В охранной грамоте, которую вскоре получил Морозов, было написано:
"Сим удостоверяется, что дом гражданина Российской Советской Федеративной Социалистической Республики А. В. Морозова вместе со всеми находящимися в нем произведениями искусств, переданными вышеуказанным гражданином в дар Советской власти, состоит под особой охраной Московской комиссии по охране памятников искусства и старины Московского Совета Рабочих, Солдатских и Крестьянских Депутатов.
Означенный дом никаким уплотнениям и реквизициям не подлежит, равно как и имеющиеся в нем предметы не могут быть изъяты без ведома и согласия Московской комиссии по охране памятников искусства и старины".
Вслед за Алексеем Морозовым в Московский Совдеп в сопровождении все того же Мансфельда-Полевого пришли Дмитрий Иванович Щукин, владелец великолепной пинакотеки, в которой были Ватто, Буше, Лоуренс, Рейсдаль, Брейгель, Гойен, Терборх, Кранах; Илья Семенович Остроухов, чей особняк в Трубниковском переулке украшали холсты и рисунки Репина, Сурикова, Брюллова, Венецианова, Левицкого и Кипренского; известные ценители импрессионистов и постимпрессионистов Иван Абрамович Морозов и Сергей Иванович Щукин, в чьих особняках на Пречистенке и в Большом Знаменском переулке хранились лучшие в Европе собрания картин Ван Гога, Сезанна, Матисса, Гогена, Ренуара, Моне, Дега, Писсарро, Сислея и Пикассо.
Так, по выражению злоязычного заместителя председателя Совета милиции Леонида Борисовича Косачевского, началось всеобщее братание коллекционеров с Советской властью.
Обычно выдаче охранной грамоты предшествовало тщательное ознакомление с коллекцией, ее оценка.

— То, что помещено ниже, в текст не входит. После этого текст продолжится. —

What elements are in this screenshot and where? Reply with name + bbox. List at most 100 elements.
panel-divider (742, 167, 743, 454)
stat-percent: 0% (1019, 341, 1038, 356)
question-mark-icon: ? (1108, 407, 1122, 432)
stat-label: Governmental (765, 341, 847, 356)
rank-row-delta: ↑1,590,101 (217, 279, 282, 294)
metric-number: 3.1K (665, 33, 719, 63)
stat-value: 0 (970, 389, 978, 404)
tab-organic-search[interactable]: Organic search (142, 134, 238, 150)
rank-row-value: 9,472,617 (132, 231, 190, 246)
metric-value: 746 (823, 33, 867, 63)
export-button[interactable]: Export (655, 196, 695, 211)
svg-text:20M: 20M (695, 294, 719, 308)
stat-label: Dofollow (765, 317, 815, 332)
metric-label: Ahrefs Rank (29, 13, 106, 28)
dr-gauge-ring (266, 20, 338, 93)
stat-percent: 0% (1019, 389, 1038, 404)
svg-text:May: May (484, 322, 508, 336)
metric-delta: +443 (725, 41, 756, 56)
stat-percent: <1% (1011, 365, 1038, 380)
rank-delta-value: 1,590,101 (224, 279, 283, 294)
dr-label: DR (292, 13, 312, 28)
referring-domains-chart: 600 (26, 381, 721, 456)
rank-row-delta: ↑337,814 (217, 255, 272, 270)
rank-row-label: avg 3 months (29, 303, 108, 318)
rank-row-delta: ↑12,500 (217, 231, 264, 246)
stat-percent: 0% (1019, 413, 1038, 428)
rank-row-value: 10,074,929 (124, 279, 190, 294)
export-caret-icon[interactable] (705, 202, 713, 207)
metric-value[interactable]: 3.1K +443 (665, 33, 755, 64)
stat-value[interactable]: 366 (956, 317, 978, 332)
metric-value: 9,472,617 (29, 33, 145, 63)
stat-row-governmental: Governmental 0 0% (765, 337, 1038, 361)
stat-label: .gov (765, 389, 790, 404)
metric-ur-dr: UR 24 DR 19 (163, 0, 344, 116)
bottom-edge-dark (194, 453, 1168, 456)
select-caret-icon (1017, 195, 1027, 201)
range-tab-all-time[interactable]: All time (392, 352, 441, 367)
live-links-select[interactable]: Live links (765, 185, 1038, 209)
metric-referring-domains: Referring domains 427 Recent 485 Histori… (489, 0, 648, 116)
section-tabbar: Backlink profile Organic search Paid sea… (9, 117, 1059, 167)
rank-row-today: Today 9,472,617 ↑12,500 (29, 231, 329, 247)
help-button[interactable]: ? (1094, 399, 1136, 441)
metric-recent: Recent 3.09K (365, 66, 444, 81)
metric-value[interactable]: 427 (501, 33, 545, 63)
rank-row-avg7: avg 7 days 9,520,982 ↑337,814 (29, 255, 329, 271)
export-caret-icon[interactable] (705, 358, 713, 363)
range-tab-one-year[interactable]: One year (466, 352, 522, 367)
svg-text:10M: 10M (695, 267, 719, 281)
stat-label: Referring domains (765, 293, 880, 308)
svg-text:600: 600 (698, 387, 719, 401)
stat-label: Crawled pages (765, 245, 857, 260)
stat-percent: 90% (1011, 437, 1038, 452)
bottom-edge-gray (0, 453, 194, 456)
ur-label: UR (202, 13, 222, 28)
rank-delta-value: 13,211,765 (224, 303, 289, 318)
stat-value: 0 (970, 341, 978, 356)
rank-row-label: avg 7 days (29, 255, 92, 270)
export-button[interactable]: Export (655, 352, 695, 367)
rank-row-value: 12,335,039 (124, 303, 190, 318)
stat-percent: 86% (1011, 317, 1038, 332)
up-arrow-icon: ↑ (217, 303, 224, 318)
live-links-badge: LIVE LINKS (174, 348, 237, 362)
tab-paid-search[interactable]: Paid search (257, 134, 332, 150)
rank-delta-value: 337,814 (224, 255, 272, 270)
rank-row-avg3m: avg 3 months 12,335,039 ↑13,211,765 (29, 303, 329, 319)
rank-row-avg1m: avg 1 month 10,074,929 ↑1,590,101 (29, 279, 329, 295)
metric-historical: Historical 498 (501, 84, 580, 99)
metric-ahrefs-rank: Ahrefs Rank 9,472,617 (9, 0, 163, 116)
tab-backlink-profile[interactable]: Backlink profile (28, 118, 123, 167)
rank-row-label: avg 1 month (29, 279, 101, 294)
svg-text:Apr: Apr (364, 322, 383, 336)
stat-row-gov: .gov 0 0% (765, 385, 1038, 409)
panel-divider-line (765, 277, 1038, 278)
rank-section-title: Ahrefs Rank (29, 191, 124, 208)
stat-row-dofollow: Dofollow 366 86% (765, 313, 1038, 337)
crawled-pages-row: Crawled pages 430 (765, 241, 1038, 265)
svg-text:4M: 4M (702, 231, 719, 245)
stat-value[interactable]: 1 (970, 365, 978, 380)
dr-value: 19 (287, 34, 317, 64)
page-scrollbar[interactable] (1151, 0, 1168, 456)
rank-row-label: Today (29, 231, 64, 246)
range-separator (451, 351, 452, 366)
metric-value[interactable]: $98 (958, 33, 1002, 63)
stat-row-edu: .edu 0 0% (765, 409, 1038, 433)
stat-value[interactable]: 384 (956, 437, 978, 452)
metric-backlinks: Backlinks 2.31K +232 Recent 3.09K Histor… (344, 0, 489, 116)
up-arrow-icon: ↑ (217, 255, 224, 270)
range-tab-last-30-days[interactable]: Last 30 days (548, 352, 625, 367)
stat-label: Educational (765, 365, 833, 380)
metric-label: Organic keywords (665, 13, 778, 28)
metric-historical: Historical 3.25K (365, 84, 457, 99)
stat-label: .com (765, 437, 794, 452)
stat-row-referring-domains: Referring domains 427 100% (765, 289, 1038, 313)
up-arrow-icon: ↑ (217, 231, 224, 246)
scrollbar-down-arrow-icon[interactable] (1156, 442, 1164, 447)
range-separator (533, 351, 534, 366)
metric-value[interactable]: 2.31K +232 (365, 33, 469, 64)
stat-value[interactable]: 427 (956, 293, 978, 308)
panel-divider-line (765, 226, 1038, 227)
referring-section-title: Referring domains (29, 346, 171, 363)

В особняк направлялись эксперты Московской комиссии по охране памятников искусства и старины, которых обязательно сопровождал представитель Совета милиции, ибо председатель Комиссии, человек здравомыслящий и прекрасно разбирающийся в обстановке, исходил из того, что без деятельного участия милиции охранная грамота легко может превратиться в филькину грамоту. Что поделаешь, в то бурное, неустроенное время, когда Советская власть только укрепляла свои позиции, наводя железной рукой порядок, к различным бумагам - будь то грамоты, мандаты или обращения - относились без особого уважения, сила же по-прежнему пользовалась должным авторитетом. За милицией, которая являлась одним из вооруженных отрядов пролетарской диктатуры, была сила. Это все хорошо почувствовали во время облав, которые проводились на Сухаревке, Масловке и Хитровом рынке.